As the last remnants of snow are washed from the hills by spring rain a waiting game begins, the hunt for gaps in the weather. They just need to be long enough to sneak an adventure up an out of the city, into the mountains.
It’s spring in Innsbruck and the lure of the stunning peaks that tower over the city are impossible to ignore. A break in the drizzle and fog coincided with a day off for photographer Georg Lindacher and his friends so they decided to head to the mountains for a hike, slackline and weather permitting overnight adventure to enjoy the sunrise.

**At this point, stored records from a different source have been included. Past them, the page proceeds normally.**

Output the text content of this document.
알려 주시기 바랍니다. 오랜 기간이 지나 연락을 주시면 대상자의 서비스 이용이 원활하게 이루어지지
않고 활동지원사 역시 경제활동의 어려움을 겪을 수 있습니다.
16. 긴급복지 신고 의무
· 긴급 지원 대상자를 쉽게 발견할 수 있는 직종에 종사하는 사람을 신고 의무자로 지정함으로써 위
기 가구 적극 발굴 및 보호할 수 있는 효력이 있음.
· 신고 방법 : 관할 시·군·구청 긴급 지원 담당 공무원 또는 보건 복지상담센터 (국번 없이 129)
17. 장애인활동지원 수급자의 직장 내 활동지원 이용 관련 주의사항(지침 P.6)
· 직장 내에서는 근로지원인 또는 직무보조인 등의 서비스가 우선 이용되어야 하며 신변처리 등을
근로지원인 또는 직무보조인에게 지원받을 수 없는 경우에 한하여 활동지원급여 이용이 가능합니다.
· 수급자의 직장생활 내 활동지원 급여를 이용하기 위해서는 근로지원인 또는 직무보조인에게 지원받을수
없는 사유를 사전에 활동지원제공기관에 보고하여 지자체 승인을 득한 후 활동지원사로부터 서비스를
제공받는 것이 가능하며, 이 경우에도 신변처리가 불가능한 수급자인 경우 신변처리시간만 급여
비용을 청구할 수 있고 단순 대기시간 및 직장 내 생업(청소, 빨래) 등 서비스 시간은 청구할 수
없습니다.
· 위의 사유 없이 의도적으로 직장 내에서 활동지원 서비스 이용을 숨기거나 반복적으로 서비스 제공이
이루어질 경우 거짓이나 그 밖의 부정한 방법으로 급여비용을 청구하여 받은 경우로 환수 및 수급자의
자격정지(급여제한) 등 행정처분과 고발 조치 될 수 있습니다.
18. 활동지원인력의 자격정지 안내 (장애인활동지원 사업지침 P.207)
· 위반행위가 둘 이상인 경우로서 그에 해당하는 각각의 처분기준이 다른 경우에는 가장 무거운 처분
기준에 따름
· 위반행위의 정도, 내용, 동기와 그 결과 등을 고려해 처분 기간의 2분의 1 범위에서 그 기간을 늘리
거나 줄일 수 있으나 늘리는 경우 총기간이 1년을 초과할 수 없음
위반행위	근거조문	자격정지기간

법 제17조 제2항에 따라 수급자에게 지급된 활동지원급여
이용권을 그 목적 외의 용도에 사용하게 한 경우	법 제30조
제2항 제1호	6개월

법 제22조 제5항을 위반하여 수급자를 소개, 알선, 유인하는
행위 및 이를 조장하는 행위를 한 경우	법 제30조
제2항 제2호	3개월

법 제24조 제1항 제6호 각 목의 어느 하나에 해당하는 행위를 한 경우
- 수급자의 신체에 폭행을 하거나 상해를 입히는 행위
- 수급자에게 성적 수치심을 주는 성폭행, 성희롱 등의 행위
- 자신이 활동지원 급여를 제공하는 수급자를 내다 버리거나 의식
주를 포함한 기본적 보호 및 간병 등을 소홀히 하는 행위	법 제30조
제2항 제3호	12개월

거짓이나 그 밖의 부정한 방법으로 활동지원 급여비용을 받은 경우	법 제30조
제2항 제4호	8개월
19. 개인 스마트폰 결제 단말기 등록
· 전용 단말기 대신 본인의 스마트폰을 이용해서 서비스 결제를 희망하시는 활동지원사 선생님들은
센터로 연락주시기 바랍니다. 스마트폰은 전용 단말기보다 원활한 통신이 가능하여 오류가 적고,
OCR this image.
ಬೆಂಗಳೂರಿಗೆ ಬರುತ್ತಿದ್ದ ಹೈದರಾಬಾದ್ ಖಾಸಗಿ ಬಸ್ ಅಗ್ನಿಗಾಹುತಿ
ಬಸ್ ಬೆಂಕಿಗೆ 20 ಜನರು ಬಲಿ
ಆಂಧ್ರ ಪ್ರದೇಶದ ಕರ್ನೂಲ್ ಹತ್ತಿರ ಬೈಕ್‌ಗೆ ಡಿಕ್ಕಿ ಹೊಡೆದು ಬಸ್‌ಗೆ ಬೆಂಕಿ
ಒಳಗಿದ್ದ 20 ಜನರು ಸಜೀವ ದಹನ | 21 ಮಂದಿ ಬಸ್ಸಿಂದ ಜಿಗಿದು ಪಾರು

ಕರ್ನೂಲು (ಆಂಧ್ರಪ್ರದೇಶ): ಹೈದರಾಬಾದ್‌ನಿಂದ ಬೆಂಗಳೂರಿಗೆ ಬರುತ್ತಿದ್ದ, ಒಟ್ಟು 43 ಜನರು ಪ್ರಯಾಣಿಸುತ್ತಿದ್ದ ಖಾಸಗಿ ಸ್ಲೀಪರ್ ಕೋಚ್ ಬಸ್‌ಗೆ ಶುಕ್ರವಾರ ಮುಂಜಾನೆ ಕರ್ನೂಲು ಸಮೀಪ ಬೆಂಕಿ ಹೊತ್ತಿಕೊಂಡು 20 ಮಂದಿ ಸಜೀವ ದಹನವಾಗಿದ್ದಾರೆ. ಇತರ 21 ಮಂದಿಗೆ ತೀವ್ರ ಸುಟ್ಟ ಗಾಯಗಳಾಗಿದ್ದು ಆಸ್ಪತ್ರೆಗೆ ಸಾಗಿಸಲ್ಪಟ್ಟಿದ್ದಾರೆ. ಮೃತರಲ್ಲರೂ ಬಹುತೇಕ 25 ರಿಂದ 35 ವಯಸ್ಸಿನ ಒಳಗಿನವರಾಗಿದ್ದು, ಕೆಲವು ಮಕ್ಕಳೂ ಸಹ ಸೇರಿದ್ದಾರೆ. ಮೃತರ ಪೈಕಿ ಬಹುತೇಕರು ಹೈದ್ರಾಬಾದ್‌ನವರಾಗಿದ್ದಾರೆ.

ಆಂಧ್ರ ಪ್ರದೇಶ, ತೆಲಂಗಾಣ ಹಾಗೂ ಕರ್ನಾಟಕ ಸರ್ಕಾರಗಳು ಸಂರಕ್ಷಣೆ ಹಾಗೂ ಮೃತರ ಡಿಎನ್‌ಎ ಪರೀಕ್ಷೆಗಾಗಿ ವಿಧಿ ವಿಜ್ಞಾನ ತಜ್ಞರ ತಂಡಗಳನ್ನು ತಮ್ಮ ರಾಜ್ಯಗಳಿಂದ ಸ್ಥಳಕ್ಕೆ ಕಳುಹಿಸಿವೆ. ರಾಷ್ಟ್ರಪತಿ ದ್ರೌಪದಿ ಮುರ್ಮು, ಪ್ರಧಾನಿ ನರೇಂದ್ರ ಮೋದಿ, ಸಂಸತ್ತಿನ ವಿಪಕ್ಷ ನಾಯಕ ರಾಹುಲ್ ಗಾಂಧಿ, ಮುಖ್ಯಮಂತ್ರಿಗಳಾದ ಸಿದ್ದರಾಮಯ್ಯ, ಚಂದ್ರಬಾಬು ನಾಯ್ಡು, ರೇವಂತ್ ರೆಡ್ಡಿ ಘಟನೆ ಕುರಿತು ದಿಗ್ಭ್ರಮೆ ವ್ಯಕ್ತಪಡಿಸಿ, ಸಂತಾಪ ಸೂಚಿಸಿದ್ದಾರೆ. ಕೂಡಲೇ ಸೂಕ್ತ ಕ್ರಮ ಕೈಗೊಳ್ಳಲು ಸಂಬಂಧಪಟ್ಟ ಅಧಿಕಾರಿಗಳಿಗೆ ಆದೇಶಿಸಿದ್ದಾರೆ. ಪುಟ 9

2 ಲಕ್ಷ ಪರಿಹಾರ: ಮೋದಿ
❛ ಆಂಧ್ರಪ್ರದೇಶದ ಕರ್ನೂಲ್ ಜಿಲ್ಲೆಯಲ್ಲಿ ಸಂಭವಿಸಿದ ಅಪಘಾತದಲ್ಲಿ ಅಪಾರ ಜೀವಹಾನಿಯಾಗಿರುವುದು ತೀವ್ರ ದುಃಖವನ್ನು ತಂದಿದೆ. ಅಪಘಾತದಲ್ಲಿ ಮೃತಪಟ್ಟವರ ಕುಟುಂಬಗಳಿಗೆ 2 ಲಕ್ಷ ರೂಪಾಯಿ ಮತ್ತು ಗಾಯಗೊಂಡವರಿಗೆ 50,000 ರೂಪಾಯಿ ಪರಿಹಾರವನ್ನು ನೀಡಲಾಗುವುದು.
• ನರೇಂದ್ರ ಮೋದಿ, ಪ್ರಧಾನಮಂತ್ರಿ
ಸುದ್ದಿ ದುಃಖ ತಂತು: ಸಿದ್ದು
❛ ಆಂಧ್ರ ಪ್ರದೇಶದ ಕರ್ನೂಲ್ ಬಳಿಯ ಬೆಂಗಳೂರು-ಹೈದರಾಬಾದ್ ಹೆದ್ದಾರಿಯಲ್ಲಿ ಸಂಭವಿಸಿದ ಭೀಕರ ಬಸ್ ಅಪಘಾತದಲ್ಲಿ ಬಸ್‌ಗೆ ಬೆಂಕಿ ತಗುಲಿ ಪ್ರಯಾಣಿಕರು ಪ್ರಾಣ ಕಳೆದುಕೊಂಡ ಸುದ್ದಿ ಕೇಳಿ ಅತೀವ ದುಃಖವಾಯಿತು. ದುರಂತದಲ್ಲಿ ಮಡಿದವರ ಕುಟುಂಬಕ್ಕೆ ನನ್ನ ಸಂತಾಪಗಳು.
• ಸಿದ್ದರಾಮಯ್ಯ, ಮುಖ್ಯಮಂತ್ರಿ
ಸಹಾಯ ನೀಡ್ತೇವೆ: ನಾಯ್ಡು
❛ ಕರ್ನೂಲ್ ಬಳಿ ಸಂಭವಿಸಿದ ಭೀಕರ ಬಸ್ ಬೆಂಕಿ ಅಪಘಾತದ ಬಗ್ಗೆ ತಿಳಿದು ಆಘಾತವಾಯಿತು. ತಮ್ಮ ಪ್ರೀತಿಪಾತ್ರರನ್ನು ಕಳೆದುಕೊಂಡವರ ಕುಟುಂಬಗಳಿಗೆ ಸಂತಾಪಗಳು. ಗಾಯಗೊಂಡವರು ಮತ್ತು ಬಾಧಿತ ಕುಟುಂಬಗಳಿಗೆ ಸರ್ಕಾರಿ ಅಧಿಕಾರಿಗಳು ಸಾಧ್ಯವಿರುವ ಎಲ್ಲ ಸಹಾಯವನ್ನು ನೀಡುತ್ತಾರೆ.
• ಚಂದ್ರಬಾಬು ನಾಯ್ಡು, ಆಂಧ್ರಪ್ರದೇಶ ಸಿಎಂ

One of the joys of Innsbruck is that you don’t need a car to escape, you just walk out of your front door and within 15 minutes you are alone in the hills. So the biggest challenge is packing the right gear for the trip. First you need a dog with boundless energy to set the pace, second on the list is footwear, so proper boots and decent socks. Then the staples: Tent, sleeping bag, stove, food and water and finally of course some decent layering. Unpredictable spring weather and climb of over 2000 metres means you need something light, warm and breathable. In essence you need something very versatile and that is where merino wool comes into its own.
The valleys steep sides carry you quickly above the city, through the high summer grazing land, past huts and eventually to the edge of the tree line and the south facing slopes of the Achselkopf, the perfect spot for some scenic slack lining and lunch in the sun.
But with cloud gently gathering the crew decide to crack onto the step of the Brandjochboden where they could pitch tents and dump packs before carrying on up to the summit of the Brandjochspitze at 2559m for sunset.
A temperature swing of more than 20˚C through the day is exactly what the Mons adventure range was designed for, it’s stylish gear that lets you slip unnoticed out of the city and yet keeps you dry, warm and fresh after a day of grinding uphill to an alpine summit. With
But sunset from the peak was in the words of The Bear “just the lemon next to the pie’ compared to the sunrise. It was made all the more special with the inversion, that by obscuring Innsbruck gave the impression that this was a private viewing.